The current images all default to “help.mikrotik.com CHR recommandation” memory of 1GB and 2 CPU cores. On a Mac Studio, you might be able to more generous.

On licensing, I added a section in README.md about it. But they do offer a 60-day “trial” mode. So if you have/create an account at www.mikrotik.com/client, then to enable a 10Gb/s license on any CHR, the command is just:

/system/license/renew account=$myaccount password=$mypassword level=p10

and enabling it does not need a credit card or anything. @normis has pointed out the only restriction is upgrade is not allowed.

Since I think a primary use case be testing… you would not want to upgrade & likely use a new version before 60-day even. Now for long-term use, yes, you should buy a license. But I cannot see Mikrotik objecting to MORE people testing the “beta” or “rc”, or new features like “ROSE” - the later @normis is also asking folk to “test” – but how was no described. So the “ROSE” CHR image published, at least for macOS, allow someone to try the ROSE features safely. But I do not speak for Mikrotik, and not a lawyer on licensing rules.

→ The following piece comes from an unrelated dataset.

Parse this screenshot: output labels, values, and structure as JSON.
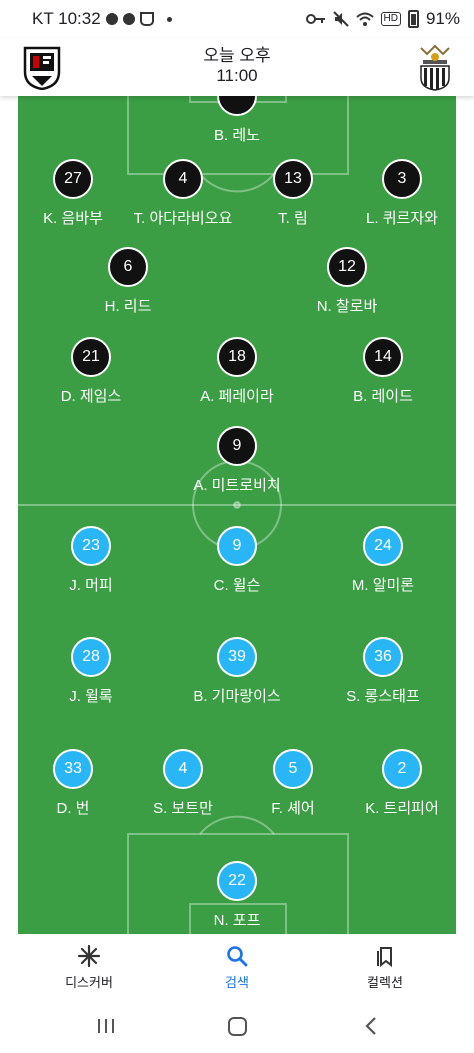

But.. essentially, it’s one command and your password to move it from “free” to “trial” mode.


While the underlying GitHub re-packaging is as transparent as possible, It is worth repeating a previous commentary:

And to clarify this part for the “mikropkl” images:

For the chr..qemu VM downloads*, all use unmodified CHR .img files download as part of a GitHub Action. Anyone curious can see the build logs here: https://github.com/tikoci/mikropkl/actions.

For the chr..apple VM downlaods*, these use images that are originally download from Mikrotik.com, but have a script changes partitioning table (as discussed in dozen of post above). Specifically, the .apple. images on mikropkl’s GitHub, use CHR images build in another project, tikoci/fat-chr, with those build logs here: https://github.com/tikoci/fat-chr/actions

At the end of the day, a lot of trust is placed in Microsoft / GitHub, since I cannot make that more transparent than it already is… Flip side is GitHub does have various security scanning tools to look for possible supply chain attacks that are enabled in tikoci projects. And if the supply chain or other attack was within Mikrotik’s image (e.g. in their build process), nothing to be done about the risk either, nor any transparency on that process. It’s a tricky world on these things.

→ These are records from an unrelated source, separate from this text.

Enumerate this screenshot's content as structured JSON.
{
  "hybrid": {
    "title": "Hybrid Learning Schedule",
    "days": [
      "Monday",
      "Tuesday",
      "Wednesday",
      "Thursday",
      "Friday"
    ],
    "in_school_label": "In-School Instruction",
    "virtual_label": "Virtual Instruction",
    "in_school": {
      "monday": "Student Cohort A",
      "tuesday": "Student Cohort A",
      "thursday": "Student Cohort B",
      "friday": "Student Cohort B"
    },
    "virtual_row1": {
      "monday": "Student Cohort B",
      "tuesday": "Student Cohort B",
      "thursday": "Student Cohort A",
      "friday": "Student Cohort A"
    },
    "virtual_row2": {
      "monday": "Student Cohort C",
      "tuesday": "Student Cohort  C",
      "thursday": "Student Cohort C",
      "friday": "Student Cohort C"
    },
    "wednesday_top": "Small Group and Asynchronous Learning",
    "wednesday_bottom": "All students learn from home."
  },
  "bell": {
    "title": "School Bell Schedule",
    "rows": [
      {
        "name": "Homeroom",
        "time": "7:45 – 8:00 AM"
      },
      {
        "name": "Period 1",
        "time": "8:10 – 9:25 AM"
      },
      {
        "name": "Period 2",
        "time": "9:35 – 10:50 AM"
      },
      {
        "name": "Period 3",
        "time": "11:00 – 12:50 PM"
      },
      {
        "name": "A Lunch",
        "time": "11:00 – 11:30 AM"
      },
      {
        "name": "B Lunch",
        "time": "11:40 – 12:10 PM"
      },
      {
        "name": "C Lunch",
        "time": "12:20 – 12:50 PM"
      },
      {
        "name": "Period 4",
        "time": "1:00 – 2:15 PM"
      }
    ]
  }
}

And as alternative, it is totally possible to build everything locally. The README.md describes how to this in Build locally on macOS section.

Please comment if anyone has idea to make the process more secure.

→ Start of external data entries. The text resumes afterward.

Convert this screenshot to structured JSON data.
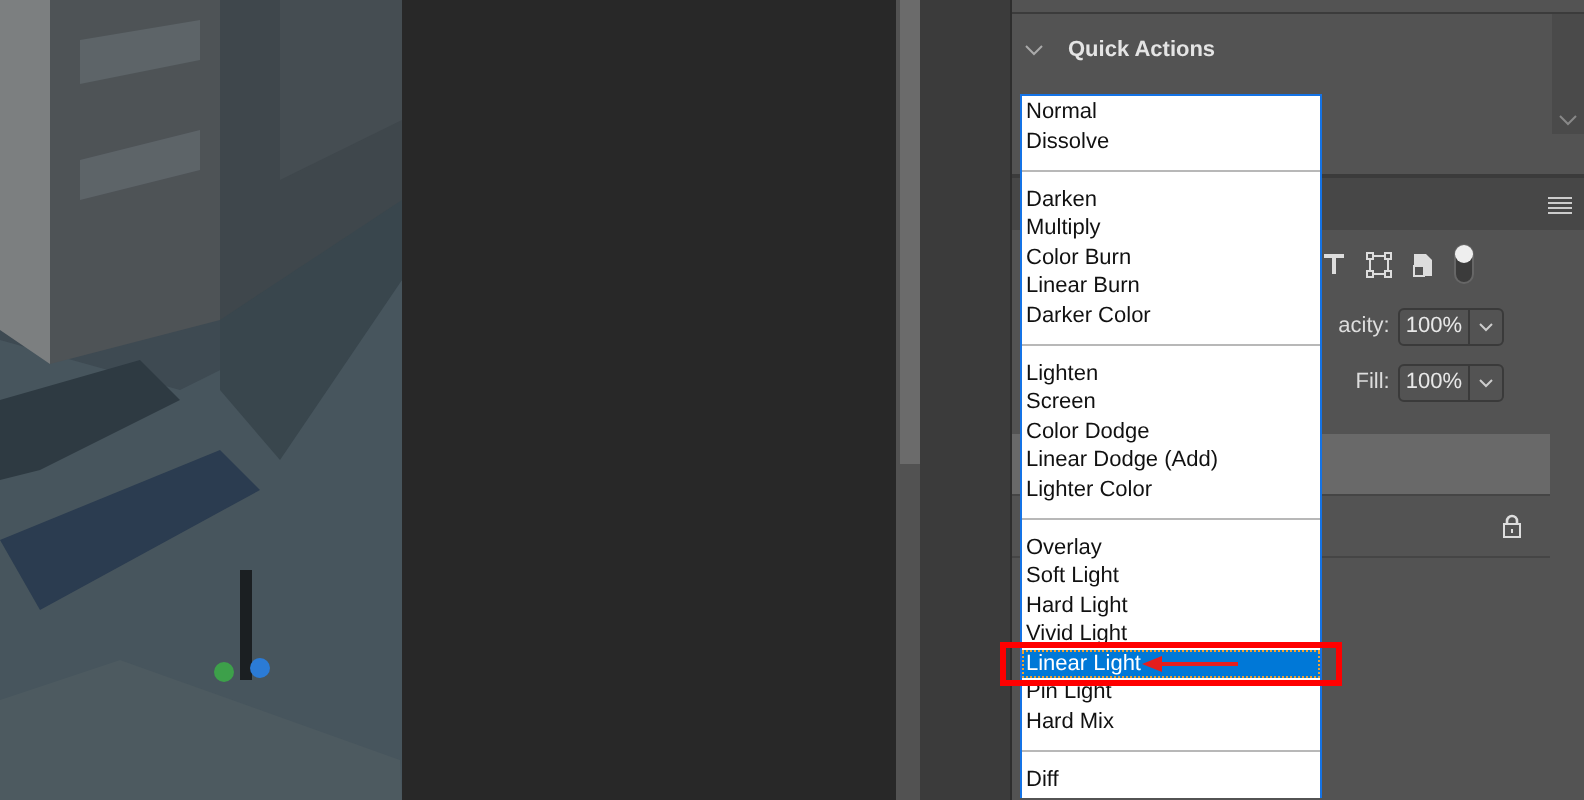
{
  "quick_actions": {
    "title": "Quick Actions",
    "expanded": true
  },
  "layers_panel": {
    "opacity_label": "acity:",
    "opacity": "100%",
    "fill_label": "Fill:",
    "fill": "100%",
    "layers": [
      {
        "selected": true,
        "locked": false
      },
      {
        "selected": false,
        "locked": true
      }
    ]
  },
  "blend_menu": {
    "groups": [
      {
        "items": [
          {
            "label": "Normal",
            "selected": false
          },
          {
            "label": "Dissolve",
            "selected": false
          }
        ]
      },
      {
        "items": [
          {
            "label": "Darken",
            "selected": false
          },
          {
            "label": "Multiply",
            "selected": false
          },
          {
            "label": "Color Burn",
            "selected": false
          },
          {
            "label": "Linear Burn",
            "selected": false
          },
          {
            "label": "Darker Color",
            "selected": false
          }
        ]
      },
      {
        "items": [
          {
            "label": "Lighten",
            "selected": false
          },
          {
            "label": "Screen",
            "selected": false
          },
          {
            "label": "Color Dodge",
            "selected": false
          },
          {
            "label": "Linear Dodge (Add)",
            "selected": false
          },
          {
            "label": "Lighter Color",
            "selected": false
          }
        ]
      },
      {
        "items": [
          {
            "label": "Overlay",
            "selected": false
          },
          {
            "label": "Soft Light",
            "selected": false
          },
          {
            "label": "Hard Light",
            "selected": false
          },
          {
            "label": "Vivid Light",
            "selected": false
          },
          {
            "label": "Linear Light",
            "selected": true
          },
          {
            "label": "Pin Light",
            "selected": false
          },
          {
            "label": "Hard Mix",
            "selected": false
          }
        ]
      },
      {
        "items": [
          {
            "label": "Diff",
            "selected": false
          }
        ]
      }
    ]
  }
}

For anyone messing around with Apple Virtualization and ARM-based Macs, I saw this on YouTube today:
https://www.youtube.com/watch?v=r3wpXhL3iA0
while about Slackware linux, it was interesting to see the kernel options he used aarch64 / “Apple Silicon” with Apple Virtualization. One thing I noticed was using console=hvc0 as a kernel option for Apple Virtualization on aarch64. And there was another article about Arch and Apple Virtualization that also suggest using “console=hvc0” too.

At some point I’ll break down and get a new ARM Mac, since I still think it’s possible to get RouterOS to run on Apple VZ using right ARM64 image or options. So mainly cataloging the clues.